13. Yargıtay Cumhuriyet Başsavcılığı, ön inceleme istemiyle
dosyayı İçişleri Bakanlığına göndermiş ve anılan Bakanlıktan 4483 sayılı Kanun
hükümleri uyarınca verilecek karar, dayanağı belgeler ile birlikte gerekçeli
raporun gönderilmesini istemiştir.
14. İçişleri Bakanlığı Mülkiye Müfettişliği tarafından 13
Temmuz 2012, tarihli bir inceleme raporu hazırlanmıştır.
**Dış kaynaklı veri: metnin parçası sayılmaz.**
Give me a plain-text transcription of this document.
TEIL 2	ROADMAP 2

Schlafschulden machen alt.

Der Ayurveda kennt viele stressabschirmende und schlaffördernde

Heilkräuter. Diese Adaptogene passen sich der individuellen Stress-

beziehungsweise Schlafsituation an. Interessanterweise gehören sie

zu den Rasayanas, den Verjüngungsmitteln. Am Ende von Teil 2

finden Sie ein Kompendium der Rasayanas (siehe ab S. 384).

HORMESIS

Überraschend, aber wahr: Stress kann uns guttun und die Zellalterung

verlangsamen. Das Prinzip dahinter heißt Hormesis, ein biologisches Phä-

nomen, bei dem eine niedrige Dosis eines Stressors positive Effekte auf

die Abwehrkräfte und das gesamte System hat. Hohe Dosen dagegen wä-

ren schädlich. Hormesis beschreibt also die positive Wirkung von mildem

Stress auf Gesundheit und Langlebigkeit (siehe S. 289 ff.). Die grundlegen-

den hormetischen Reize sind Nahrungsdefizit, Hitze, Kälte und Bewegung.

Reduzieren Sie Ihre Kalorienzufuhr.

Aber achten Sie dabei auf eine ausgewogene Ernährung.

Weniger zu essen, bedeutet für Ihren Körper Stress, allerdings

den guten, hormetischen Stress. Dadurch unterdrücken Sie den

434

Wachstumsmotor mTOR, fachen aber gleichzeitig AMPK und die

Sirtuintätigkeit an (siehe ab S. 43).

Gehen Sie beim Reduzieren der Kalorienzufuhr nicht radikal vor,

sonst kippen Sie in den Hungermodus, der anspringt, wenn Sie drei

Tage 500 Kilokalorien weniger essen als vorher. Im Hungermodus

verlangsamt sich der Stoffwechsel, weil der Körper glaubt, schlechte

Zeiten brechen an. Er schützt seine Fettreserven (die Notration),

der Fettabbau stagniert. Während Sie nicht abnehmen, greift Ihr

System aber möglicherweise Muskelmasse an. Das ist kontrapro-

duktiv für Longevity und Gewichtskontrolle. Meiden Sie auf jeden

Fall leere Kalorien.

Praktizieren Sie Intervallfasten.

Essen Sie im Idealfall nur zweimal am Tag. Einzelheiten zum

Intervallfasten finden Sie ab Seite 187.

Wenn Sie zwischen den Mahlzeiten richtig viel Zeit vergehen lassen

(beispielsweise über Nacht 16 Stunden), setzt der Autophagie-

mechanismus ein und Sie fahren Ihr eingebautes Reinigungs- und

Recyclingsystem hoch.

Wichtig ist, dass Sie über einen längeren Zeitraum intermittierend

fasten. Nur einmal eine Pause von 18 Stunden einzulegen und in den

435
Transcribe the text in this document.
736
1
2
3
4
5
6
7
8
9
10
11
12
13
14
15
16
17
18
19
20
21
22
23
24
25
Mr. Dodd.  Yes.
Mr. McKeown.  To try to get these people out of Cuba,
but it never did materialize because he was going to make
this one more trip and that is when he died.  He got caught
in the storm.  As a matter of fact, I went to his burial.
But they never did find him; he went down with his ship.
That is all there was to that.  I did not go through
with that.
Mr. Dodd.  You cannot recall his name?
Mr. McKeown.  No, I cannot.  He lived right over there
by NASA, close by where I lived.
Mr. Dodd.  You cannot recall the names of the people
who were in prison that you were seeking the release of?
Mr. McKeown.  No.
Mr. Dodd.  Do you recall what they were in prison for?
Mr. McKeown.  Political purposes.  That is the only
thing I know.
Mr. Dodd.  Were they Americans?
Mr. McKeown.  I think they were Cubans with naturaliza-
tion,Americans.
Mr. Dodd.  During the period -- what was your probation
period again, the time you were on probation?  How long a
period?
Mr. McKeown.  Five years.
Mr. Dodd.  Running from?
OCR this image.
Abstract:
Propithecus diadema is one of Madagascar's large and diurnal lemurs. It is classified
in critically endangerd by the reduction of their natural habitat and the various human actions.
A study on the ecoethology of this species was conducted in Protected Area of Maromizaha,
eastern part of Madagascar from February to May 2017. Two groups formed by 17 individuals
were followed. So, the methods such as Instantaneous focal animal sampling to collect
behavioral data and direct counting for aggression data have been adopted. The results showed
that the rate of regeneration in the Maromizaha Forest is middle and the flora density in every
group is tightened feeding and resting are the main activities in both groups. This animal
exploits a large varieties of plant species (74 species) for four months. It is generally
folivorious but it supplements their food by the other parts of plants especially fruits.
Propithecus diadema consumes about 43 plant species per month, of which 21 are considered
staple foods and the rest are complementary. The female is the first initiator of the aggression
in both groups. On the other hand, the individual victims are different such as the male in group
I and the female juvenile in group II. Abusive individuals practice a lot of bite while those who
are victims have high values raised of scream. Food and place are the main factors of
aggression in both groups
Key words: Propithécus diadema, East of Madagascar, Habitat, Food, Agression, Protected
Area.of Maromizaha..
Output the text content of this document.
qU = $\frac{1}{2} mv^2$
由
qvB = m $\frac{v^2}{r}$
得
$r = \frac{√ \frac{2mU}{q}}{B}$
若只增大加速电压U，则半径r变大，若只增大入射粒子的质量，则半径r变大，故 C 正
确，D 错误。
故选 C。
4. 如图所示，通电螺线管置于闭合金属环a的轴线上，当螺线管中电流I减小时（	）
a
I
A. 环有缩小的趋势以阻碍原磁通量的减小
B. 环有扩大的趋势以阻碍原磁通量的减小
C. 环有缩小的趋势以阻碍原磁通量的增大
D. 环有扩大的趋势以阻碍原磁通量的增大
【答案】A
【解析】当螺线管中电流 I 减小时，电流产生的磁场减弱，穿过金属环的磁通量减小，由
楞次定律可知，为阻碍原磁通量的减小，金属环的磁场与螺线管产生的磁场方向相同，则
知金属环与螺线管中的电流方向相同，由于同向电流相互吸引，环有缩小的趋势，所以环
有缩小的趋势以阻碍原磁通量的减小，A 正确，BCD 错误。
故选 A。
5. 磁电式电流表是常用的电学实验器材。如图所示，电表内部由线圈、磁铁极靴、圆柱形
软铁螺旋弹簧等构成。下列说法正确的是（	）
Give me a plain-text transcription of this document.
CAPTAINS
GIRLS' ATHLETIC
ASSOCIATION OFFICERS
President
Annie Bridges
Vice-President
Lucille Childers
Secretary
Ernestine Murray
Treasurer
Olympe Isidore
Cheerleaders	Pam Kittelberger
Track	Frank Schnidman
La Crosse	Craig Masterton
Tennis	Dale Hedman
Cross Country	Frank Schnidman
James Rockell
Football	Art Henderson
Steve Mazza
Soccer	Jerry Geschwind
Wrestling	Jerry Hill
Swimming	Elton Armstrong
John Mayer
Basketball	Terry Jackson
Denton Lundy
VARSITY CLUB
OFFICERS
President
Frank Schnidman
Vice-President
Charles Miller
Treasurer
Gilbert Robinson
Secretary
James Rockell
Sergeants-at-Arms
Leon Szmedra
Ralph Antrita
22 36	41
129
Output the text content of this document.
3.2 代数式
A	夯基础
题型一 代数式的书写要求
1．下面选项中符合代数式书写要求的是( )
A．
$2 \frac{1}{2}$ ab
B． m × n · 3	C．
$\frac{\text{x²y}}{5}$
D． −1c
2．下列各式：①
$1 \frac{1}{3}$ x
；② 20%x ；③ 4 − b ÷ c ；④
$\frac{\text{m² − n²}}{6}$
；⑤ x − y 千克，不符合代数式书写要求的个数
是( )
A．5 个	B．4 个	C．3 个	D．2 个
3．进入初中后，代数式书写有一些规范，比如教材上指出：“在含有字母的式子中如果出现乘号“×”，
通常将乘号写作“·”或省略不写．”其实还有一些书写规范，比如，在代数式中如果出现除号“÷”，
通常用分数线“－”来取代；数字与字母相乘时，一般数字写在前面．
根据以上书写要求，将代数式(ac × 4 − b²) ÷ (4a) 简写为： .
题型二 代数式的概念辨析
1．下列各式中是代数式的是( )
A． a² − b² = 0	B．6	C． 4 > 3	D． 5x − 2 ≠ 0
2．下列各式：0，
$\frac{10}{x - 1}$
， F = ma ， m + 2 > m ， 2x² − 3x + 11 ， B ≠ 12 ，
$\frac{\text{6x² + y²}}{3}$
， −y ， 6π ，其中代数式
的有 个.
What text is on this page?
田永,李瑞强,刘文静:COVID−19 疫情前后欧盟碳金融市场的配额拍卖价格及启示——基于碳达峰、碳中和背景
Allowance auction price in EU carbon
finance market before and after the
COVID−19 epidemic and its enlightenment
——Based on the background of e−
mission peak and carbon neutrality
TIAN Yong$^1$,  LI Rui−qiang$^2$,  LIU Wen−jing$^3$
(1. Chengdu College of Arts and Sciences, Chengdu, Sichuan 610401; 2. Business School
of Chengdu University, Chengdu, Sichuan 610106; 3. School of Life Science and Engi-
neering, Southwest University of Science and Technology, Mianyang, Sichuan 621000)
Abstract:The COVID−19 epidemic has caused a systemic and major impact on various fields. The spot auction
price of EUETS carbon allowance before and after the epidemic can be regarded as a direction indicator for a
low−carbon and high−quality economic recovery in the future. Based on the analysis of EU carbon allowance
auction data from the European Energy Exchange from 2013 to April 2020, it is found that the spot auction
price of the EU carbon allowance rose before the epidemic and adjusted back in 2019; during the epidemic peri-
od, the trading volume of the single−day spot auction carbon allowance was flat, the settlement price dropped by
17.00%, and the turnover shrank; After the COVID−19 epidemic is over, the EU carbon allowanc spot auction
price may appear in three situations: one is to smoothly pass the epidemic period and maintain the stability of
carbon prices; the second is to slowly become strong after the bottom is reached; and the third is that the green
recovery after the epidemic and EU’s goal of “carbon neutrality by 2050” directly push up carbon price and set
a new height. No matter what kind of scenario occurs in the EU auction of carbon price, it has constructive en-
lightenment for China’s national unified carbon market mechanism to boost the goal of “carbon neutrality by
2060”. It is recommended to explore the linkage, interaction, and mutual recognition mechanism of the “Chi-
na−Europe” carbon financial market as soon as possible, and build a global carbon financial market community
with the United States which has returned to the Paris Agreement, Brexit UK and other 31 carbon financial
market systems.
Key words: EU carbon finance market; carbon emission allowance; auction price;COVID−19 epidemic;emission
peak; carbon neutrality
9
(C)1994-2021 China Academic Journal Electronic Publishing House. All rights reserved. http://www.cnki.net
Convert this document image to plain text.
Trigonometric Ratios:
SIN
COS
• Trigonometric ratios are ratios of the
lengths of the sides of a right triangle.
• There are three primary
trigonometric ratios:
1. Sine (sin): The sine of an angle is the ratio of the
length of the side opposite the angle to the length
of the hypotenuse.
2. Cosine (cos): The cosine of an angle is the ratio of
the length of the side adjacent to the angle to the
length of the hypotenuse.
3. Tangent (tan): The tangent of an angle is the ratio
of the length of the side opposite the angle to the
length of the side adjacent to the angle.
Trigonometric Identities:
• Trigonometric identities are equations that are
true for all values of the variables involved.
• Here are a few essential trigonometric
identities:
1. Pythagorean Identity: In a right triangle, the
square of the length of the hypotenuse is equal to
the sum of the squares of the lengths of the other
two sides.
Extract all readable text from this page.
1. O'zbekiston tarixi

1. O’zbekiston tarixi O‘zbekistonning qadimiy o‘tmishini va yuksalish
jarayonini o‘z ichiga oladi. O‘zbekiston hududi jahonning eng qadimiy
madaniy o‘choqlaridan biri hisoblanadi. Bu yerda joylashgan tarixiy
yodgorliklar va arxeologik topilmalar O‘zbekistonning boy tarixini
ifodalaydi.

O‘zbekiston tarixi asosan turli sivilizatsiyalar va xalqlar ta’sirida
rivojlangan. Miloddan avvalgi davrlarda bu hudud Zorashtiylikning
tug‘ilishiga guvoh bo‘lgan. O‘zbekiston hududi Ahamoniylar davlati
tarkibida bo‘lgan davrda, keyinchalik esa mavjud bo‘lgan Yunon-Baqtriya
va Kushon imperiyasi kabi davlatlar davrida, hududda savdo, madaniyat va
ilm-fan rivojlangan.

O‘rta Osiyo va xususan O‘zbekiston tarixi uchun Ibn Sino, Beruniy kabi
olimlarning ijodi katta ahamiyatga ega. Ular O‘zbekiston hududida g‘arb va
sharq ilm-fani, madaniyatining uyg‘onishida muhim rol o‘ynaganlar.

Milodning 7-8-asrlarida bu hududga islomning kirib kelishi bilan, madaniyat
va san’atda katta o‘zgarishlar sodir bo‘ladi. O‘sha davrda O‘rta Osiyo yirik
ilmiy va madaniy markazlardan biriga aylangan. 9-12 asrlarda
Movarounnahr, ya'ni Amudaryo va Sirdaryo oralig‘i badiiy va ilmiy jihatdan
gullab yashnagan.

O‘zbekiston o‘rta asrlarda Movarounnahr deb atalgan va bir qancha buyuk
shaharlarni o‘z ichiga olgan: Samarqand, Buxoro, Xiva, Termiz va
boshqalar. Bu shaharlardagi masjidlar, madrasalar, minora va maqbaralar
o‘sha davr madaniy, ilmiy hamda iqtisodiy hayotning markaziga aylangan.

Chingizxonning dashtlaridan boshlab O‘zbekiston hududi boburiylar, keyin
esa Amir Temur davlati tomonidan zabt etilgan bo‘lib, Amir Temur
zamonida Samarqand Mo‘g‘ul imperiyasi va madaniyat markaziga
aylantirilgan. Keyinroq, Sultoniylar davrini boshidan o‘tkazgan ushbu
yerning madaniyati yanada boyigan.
Bu raporda, arama
kurtarma faaliyetlerinde ihmali olduğu iddia edilen kişiler yönünden durum tek
tek ele alınmış, her biri yönünden kendilerine neden sorumluluk yüklenemeyeceği
açıklandıktan sonra haklarında soruşturma izni verilmemesine kararı verilmesi
gerektiği belirtilmiştir.
15. İçişleri Bakanlığı, 16/7/2012 tarih ve Mül.Tef.Ku.Bşk.2012/338
sayılı kararıyla, bu raporda belirtilen hususları dikkate alarak ve her bir
yetkili için ayrıntılı açıklamalara yer vererek soruşturma izni verilmesi
talebini reddetmiştir. Söz konusu karar başvuruculara ve Yargıtay Cumhuriyet
Başsavcılığına gönderilmiştir.
16. Yargıtay Cumhuriyet Başsavcılığı, 1/10/2012
tarihinde, inceleme raporu ve tüm dosya kapsamından ilgililer hakkında verilen
“soruşturma izni verilmemesi”
kararının usul ve kanun hükümlerine uygun olduğundan bahisle karara karşı
Cumhuriyet Başsavcılığınca itiraz edilmesine yer olmadığına ve evrakın işlemden
kaldırılıp kaydının kapatılmasına karar vermiştir.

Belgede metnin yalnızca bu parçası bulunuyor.